Tuve el privilegio de poder escucharle a José Luis una y otra vez, incansablemente, en los ensayos y las funciones del teatro María Guerrero, ese Parlamento y el resto del Hamlet shakesperiano que yo mismo había traducido cuando la obra se montó espléndidamente en 1989 por José Carlos Plaza, con bellísima escenografía y vestuario de Gerardo Vera.
Muchos han sido después los avatares de Gómez, entre los que destaca lógicamente la creación del teatro de La Abadía en una antigua iglesia de Argüelles que no parecía destinada a ser templo de la musa Talía.

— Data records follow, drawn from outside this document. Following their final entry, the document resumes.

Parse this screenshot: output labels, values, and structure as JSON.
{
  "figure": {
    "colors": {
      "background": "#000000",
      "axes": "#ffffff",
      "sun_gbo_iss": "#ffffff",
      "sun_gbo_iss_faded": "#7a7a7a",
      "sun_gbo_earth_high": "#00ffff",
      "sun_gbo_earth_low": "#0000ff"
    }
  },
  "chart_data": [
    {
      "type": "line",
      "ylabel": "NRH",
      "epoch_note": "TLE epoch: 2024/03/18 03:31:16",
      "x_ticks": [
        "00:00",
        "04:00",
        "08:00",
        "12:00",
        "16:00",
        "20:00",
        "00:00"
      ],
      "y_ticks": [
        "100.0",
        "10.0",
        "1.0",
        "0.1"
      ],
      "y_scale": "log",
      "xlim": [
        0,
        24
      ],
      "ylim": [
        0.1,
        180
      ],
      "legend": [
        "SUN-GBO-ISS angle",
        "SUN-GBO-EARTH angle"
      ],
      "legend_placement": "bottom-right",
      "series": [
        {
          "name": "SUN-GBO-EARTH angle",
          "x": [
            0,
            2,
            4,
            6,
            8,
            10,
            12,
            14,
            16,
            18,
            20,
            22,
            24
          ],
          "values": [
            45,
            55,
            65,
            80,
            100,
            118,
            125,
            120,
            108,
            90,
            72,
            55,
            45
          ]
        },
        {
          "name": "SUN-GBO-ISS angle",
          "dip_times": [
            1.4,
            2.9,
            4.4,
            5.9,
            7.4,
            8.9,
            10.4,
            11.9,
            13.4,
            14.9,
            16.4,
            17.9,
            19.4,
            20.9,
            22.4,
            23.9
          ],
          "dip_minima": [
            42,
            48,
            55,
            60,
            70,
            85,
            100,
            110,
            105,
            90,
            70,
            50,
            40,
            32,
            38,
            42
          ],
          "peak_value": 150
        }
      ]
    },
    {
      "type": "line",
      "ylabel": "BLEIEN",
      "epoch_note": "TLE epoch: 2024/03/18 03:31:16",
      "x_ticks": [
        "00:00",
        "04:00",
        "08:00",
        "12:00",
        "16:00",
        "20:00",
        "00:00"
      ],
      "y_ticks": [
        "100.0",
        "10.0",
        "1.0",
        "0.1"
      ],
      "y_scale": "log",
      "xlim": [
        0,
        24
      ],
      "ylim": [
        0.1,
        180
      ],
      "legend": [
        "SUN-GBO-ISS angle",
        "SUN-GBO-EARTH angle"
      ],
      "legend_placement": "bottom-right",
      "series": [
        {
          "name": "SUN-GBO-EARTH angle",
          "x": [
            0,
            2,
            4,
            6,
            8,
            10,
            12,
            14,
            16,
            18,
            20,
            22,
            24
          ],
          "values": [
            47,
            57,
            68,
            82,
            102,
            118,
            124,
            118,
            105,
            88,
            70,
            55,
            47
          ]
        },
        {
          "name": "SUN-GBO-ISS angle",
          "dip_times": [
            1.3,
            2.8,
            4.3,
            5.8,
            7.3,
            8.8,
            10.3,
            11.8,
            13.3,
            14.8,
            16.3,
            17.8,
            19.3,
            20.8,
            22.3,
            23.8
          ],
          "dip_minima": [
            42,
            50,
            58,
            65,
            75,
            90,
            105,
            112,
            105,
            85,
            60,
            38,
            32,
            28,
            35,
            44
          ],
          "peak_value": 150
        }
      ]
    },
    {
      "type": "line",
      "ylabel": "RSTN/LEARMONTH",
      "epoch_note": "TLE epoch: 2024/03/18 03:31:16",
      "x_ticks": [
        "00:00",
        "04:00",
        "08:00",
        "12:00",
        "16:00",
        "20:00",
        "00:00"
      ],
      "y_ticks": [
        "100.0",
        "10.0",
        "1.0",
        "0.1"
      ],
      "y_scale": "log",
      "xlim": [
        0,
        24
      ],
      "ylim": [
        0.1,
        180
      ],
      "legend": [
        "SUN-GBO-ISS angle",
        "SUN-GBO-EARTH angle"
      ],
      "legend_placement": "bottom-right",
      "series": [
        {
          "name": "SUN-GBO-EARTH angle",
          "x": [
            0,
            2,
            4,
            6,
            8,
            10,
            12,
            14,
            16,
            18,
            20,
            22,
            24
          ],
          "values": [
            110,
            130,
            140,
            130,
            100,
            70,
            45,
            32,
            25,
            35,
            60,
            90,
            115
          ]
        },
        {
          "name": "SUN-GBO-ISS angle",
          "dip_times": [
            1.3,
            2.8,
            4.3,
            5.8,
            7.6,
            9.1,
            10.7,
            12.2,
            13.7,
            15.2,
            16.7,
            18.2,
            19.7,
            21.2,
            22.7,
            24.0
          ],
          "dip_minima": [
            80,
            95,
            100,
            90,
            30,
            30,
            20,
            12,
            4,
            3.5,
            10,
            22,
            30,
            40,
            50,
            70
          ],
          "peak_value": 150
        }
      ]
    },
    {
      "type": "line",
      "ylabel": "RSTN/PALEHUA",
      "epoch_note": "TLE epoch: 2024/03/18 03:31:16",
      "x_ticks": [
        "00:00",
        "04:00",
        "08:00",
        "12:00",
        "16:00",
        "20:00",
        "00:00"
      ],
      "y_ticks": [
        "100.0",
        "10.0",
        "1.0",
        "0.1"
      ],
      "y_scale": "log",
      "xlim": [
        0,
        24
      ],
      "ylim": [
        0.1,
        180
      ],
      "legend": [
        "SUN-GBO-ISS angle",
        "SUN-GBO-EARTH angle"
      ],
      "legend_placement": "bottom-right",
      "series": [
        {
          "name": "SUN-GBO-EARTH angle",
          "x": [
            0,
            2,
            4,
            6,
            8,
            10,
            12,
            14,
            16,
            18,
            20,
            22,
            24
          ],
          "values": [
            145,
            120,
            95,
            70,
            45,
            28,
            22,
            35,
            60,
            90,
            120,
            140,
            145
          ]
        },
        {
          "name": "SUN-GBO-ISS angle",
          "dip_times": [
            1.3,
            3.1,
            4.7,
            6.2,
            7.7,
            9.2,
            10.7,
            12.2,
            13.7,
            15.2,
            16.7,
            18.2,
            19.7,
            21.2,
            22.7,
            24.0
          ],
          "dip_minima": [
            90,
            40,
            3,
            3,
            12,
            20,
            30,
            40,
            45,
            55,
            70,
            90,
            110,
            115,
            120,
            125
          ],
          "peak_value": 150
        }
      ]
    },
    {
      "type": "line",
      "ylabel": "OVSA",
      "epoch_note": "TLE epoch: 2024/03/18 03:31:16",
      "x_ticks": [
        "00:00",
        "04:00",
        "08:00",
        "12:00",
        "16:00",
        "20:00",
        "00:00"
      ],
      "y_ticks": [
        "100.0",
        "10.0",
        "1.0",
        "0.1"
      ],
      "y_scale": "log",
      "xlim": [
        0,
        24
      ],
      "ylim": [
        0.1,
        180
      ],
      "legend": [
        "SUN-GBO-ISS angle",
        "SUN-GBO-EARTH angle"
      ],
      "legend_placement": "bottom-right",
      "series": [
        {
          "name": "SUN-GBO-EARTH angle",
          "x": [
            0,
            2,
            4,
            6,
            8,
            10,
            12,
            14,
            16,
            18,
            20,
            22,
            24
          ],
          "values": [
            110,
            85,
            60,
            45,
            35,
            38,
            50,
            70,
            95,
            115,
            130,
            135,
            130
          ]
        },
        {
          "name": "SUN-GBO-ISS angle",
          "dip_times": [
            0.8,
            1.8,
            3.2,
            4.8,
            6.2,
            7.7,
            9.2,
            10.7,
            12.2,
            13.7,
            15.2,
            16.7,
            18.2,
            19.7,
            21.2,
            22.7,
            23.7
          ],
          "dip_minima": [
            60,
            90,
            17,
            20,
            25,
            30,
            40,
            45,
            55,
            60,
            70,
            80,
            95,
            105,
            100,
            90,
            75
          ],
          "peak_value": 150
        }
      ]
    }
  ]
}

Solo hay algo, en su larga carrera de director y actor, que le reprocho, en un acto de wishful thinking. Me refiero al deseo insatisfecho de haberle visto encarnar roles que ya no podrá hacer por edad o no sabemos si ha deseado hacer. No le veremos de arrebatado Marco Antonio al lado de la sabia Cleopatra de Shakespeare, ni como príncipe Hal de los Enriques IV y V del mismo autor, aunque sí podría ser, con un relleno, Sir John Falstaff. Seguiré soñando con un Volpone o un Próspero de Gómez, y con los Molière de Gómez (un Tartufo, un avaro, un burgués gentilhombre), porque ahora que nuestro hombre es doctor podemos decir que se trata de un eximio trágico dotado de una comicidad natural con la que podríamos estar riendo años y años en ese futuro tan aciago que se nos vaticina.